Find people who see your journey with compassion whether that’s a close friend, a fellow fertility warrior, a counselor, or an online community. Connection with others who affirm your changing story can make all the difference in feeling less alone.
7. Reclaim Agency and Find Power in Choice
One of the most devastating parts of fertility struggles is feeling powerless as if you’re stuck waiting on your body, a clinic, or the next cycle.
But you can bring agency back into your hands. You might choose a different clinic, take a break, explore new paths like donor conception or adoption, or decide to focus on other parts of life. Even the decision to pause treatments or step off the path entirely is an act of power, not failure.
Agency doesn’t mean controlling outcomes. It means honoring the choices you can make.
8. Remember That Your Story Is Still Unfolding
If you’re in the middle of fertility treatments, it can feel like every step writes your “ending” in permanent ink. But the truth is your story isn’t finished yet. The path you’re on now may twist in ways you can’t yet imagine.
Hold space for hope — not a rigid hope that insists it has to look one way, but a flexible hope that trusts you can create a life worth living, no matter what shape your family takes.
My Personal Experience
As a solo parent by choice, I wrestled with every stereotype and internalized doubt: Would my child feel loved with one parent? Would I be able to handle all of the responsibilities that come with solo parenting? Would I regret not waiting for the “perfect” relationship?

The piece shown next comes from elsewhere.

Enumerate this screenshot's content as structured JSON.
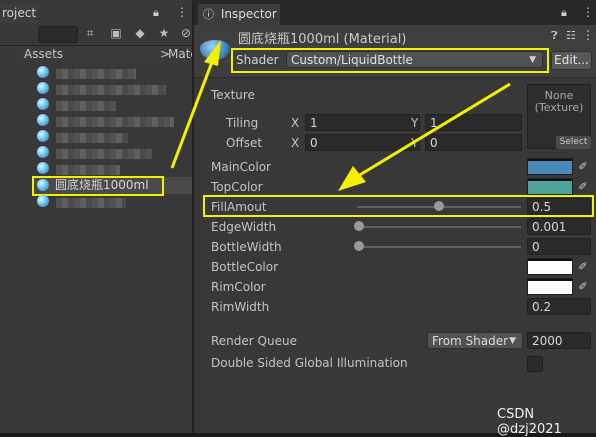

Would I be enough?
As I moved forward, I realized my dreams were evolving. The love I wanted to give didn’t depend on how it started and I my child wouldn’t care about the details of conception; they would care about being loved, supported, and cherished.
Today, how I view family is different from what I once pictured and it’s more joyful, connected, and real than I could have hoped.
Reflection
Take a moment to reflect on your own fertility story:
• What was the family-building story you grew up believing?
• How has your journey so far shifted or expanded that story?
• What would it feel like to give yourself permission to let your story evolve without guilt or shame?
Write down three compassionate truths you want to carry as you continue your journey.
Rewriting your fertility story isn’t about giving up; it’s about opening up to possibility, resilience, and new versions of love. Wherever your path leads, know you are not alone, and your story is still worth telling.